We have discovered that our new approach to planning our motorhome travel does not mean that we will miss making surprise discoveries that lead us to revise our plans. Our Caledonian Canal was to start with a scenic drive just south of Fort William, instead it started with a haggis supper and a dance.
In our search for tourist attractions, especially the less obvious, we discovered the Highland Haggis Festival was taking place in Spean Bridge on the Sunday, the first full day we had planned for our Canal tour. We made contact with organisers to get more detail and that resulted in us joining them for a haggis supper and ceilidh on the Saturday night, a lively community event at which we were made very welcome. We were able to park up for the weekend within easy walking distance of both Saturday evening's supper and Sunday afternoon's festival.
The Sunday morning was intermittently showery but we were lucky that our exploration of the village was not interrupted by the frequent showers throughout the rest of the day. We took the less direct, but much more interesting, walk through the still bare woods above the river to the Commando Memorial that looks out across Leanachan Forest. It was easy walking on well surfaced paths although they would be a too rough for wheelchairs.
The path took us to the ruins of the concrete High Bridge that took the now dismantled railway over the River Spean. The path continued through the woods of birch and oak along the route of the railway until it reached the historic High Bridge of General Wade's military road. The bridge had been built to facilitate the movement of the English Army during restless times. Of course it also enabled rapid movement of the Jacobite forces and it was here that the first shots were fired in the Jacobean Revolution of 1745.
The old military road then became the path to the Commando Memorial visible on the sky line. Erected after the Second World War to commemorate the officers and men who died during that war. Three nine foot (2.8m) bronze commandos in battle dress look out over the rugged countryside that was used for commando training. There is a small Garden of Remembrance where the living can remember those that were lost. It is just off the A82 and easily reached by car but it felt much more fitting to arrive as we did from the woods in which they would have trained.

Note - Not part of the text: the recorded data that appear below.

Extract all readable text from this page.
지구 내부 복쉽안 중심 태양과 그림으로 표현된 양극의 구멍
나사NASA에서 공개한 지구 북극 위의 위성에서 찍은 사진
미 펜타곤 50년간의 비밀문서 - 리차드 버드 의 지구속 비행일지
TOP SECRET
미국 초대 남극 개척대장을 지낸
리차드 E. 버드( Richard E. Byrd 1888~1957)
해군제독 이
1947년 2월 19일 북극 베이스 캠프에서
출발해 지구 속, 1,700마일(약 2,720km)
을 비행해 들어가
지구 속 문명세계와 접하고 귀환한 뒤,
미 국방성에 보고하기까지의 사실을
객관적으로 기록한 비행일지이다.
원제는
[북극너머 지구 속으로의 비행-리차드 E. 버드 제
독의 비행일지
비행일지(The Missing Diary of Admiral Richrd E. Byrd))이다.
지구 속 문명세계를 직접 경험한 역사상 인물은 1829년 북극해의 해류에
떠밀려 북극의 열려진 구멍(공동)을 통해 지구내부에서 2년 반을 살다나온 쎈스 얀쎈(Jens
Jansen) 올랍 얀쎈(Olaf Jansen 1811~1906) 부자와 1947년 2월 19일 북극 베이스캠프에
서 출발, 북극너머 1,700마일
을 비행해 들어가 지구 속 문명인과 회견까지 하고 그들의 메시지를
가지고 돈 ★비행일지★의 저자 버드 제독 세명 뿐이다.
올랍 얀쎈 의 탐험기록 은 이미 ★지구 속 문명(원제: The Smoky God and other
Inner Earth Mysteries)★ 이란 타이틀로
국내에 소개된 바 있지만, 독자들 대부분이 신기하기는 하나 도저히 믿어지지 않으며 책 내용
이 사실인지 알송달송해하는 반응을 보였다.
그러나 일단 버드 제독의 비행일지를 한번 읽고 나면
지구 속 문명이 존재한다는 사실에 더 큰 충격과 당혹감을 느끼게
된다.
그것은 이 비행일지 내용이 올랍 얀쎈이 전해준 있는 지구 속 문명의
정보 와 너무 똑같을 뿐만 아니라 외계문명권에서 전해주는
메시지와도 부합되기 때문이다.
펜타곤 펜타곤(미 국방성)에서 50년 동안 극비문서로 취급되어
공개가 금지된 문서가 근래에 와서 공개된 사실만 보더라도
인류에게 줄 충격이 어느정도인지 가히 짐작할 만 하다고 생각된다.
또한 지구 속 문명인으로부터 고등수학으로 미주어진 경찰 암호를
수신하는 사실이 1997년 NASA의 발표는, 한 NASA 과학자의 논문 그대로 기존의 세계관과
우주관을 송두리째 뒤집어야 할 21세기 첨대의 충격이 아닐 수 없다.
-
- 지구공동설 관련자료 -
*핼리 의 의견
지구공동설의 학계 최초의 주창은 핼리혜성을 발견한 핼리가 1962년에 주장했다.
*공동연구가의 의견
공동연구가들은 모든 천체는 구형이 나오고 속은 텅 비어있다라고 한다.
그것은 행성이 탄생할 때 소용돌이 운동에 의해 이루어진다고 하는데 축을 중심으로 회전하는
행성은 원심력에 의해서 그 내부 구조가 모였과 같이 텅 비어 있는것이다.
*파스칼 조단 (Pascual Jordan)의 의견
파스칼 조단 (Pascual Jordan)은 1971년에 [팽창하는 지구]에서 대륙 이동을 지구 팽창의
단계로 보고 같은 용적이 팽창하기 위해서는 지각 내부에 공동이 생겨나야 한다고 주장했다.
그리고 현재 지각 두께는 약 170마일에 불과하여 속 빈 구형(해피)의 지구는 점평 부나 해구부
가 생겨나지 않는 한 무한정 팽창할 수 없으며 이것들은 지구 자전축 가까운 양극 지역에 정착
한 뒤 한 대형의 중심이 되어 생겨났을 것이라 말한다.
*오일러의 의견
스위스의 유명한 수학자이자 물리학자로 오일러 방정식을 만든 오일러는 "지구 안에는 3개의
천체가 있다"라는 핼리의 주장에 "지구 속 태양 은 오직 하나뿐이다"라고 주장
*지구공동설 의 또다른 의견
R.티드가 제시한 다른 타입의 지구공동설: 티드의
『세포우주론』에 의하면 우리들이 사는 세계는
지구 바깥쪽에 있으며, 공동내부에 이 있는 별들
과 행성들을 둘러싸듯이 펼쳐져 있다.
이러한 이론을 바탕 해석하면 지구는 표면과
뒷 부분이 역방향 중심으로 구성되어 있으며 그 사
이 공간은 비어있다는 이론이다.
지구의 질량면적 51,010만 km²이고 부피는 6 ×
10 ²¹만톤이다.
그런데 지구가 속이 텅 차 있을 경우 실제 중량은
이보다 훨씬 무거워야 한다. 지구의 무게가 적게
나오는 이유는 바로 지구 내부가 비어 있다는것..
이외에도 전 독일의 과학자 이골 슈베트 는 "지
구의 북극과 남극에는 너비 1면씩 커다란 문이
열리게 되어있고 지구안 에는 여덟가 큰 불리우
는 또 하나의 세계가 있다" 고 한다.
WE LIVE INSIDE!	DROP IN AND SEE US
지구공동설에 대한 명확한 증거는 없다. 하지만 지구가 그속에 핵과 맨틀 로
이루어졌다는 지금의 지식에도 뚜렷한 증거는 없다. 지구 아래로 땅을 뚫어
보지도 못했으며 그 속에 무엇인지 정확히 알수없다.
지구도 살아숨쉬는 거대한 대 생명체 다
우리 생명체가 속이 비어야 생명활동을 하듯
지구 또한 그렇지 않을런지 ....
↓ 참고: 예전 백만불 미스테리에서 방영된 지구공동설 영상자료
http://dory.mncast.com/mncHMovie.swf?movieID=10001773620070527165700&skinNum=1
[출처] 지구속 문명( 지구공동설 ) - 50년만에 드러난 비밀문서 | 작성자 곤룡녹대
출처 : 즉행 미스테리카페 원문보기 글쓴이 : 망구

To complete our steady 4-5 mile ramble it was then just a simple downhill walk of around a mile back to the village for a coffee and a homemade scone at the café of the Spean Bridge Woolen Mill. Then back to the motorhome for lunch and a breather before heading off to walk round to the Primary School for the Haggis Festival itself. Unfortunately the showers had returned and they were a frequent occurrence during the afternoon. Fortunately the weather was no great hindrance as most of the festival was taking place in the school and a large marquee on the playground. The only part of the event taking outside was the Haggis Flinging competition (with dummy haggises I am pleased to say) and a big blow up slide for the younger children.
The Festival was opened by Donald Cameron of Lochiel, with the support of Hector the festival mascot. The local press and television were there to cover the proceedings. It was soon apparent that our attendance at the haggis supper and ceilidh had not gone unnoticed and we were frequently greeted as old friends. For one of the few times since we started The Winding Way that we really appreciated the engagement aspect of slow travel.
Haggis was available, in all its forms and varieties, wild boar haggis anyone? So it was a good job we had not had a substantial lunch as we tasted everything from local whisky and beers to cakes, breads, charcuterie and, of course, haggis of various types and cooked in different ways. All the good things in life that attracted us to slow travel, slow food and the motorhome life.
The cookery demonstrations by local chefs were well attended and provided a range of interesting takes on using haggis and its traditional accompaniment of tatties and neeps (potatoes and turnip/swede). Yet another opportunity for more tasting of haggis; this time as fine dining dishes, everyday alternatives or as stuffing for interesting breads. Judging by the queues they were well received.
The Haggis Festival was not one dimensional as there was a much broader celebration of fine foods and crafts from the Highlands. It was not a huge event but probably better for it. There was sense of community and the stall holders had time, indeed were keen, to talk about the event, their produce and the area. One person likened the festival to the events that French communities are so keen organise We understood what he meant from our own travels in France, it certainly had the same sort of feel--a great excuse for a community party. All in all it did not feel like a new festival even though it was only its second year; they are already thinking about 2017.
There would have been plenty to do as day trips from a base in Spean Bridge but we needed to head off and rejoin our planned itinerary. So on the morning we set off for the start of the Caledonian Canal and other attractions around Fort William. We will come back to the area, and may well use a future Highland Haggis Festival as the starting point for a future trip. We will be heading back to Scotland, and the Highlands especially, as soon as we can.